| Samuel Shem is really Stephen Bergman, MD, a graduate of Harvard College Phi Beta Kappa and magna cum laude. He has a PhD from Oxford, which he attended as a Rhodes Scholar, and an MD from Harvard Medical School, where he now teaches.
Mount Misery is a lacerating caricature of psychiatric training, psychiatrists, and the institutions and systems where psychiatrists seek training and psychiatric patients seek help.
Roy Basch begins his residency at Misery eager to learn to understand people and how to help them. Instead, he learns that "worse" is "better" and "better" is "worse," that there is a "sure" formula or algorithm but he must decide which it is. He is lucky, he is only confused to the point of suicidal depression. Others drop out, go crazy or successfully suicide.
His year begins with the suicide of his training director and ends with the trial of a faculty psychoanalyst for repeated and extended sex with patients. He learns from a world-class borderline expert that good is bad and bad is good, that everyone is borderline and must be punished in order to heal. From a drug cowboy he learns to apply algorithms for diagnosis and drug treatment and how easy and necessary it is to change diagnostic formulations to receive the best insurance payment. From the icy, note-taking psychoanalyst, he learns that no cigar is ever "only" a cigar and that notes should be in two columns, one for what the patient says and one for what the analyst thinks and feels.

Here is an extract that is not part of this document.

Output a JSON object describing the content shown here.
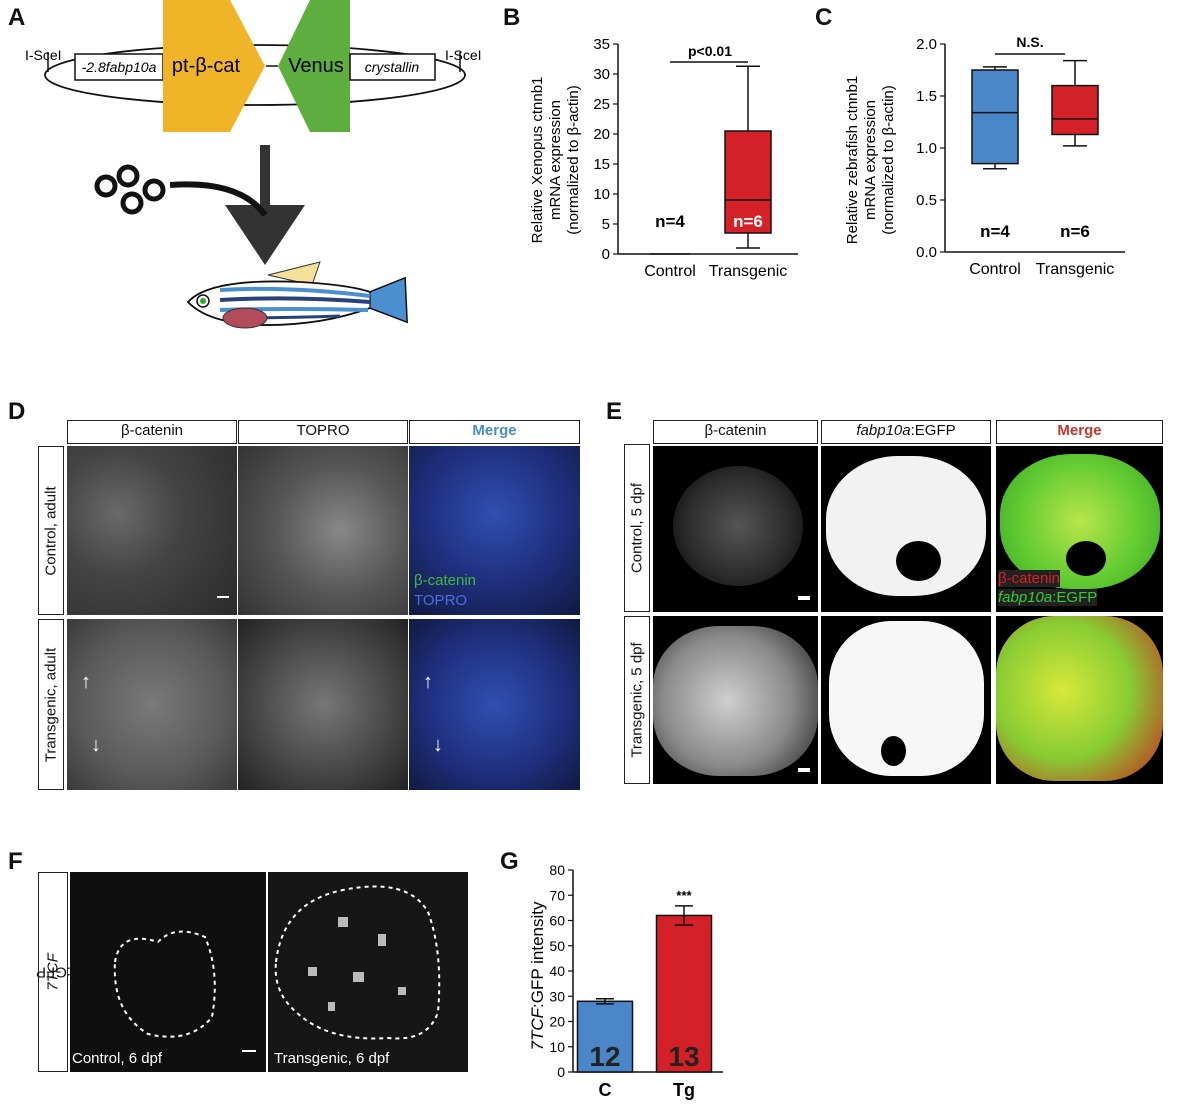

During the year, Misery changes the names of its buildings from such thought icons as Emerson and Thoreau and such traditions of learning as Heidelberg East and West to Toshiba and finally to the names of insurance and drug companies and health plans.
In a telling digression near the climax of the novel, Shem warns that as psychiatrists become drug pushers instead of listeners, "The actual work with human beings will devolve to the ones better at it, the nurses and social workers and mental health workers and alcoholics and addicts in recovery and pastoral counselors way down the flow chart of Misery."
Those who are "with patients day in and day out, through chance encounters and common sense" are the real healers: "Like the basically cheerful often dark-skinned workers in Buildings and Grounds who talked with patients while emptying the trash or mopping the floors or cutting the grass."
Roy Basch learns from his patients and his flailing colleagues that he must stop copying others while trying to do it better. As he moonlights in an emergency room late in the year, as much for relief from Misery as for additional money, he realizes that, despite Misery, "my vision has broadened. Instead of seeing just bodies, I was seeing people, reading people, sensing in people's faces and postures and words and in the intangible stuff, some truth about the person, not only in terms of each life, but in each as part of any life, of life itself; the sorrow behind the smile...even the smile behind the sorrow."
Like Basch himself, Misery gets more chaotic during the year. "The algorithms, the decision trees, the boxes adangle from other boxes were banging into each other, coming to rest at weird angles. Just as doctors were no match for businessmen, the hospital was no match for the insurance industry. The industry now more or less owned the hospital, and thus owned the patients too. Talk was no match for drugs. The industry would not be paying for talking any longer....Those who could pay, could talk to a therapist; everybody else could be handed a drug. Most psychiatrists would be pill-pushers. It would be great for the drug industry and the insurance industry. They would be making a lot of money....Risk, once taken by insurance...would now be taken only by patients and doctors."
"Psychiatry," Shem ruminates, "succumbed to the medical model: diseases, diagnosis, and drugs." As a result, "Shrinks had fallen prey to the very thing they were supposed to heal in their patients: the isolation of one human being from another, and the violence of one human being toward another." The institutions set up to heal people were replicating what made people sick in the first place, "all these Miserys of the world." "In this, allegedly one of the most human specialties in all of medicine, human beings often seemed to matter least. Perhaps it was inevitable."
Basch looks back and sees "how a lot of the world experts in Misery acted as though they truly believed there was a medical treatment for the suffering of the soul." With two billion prescriptions for Prozac written during his year in Misery, what if "some of the Prozacians had seen their sex drive wither? Well, wouldn't a bit less sex drive be better for society, as a whole, in the end?"
Given the prurience in Mount Misery I might agree.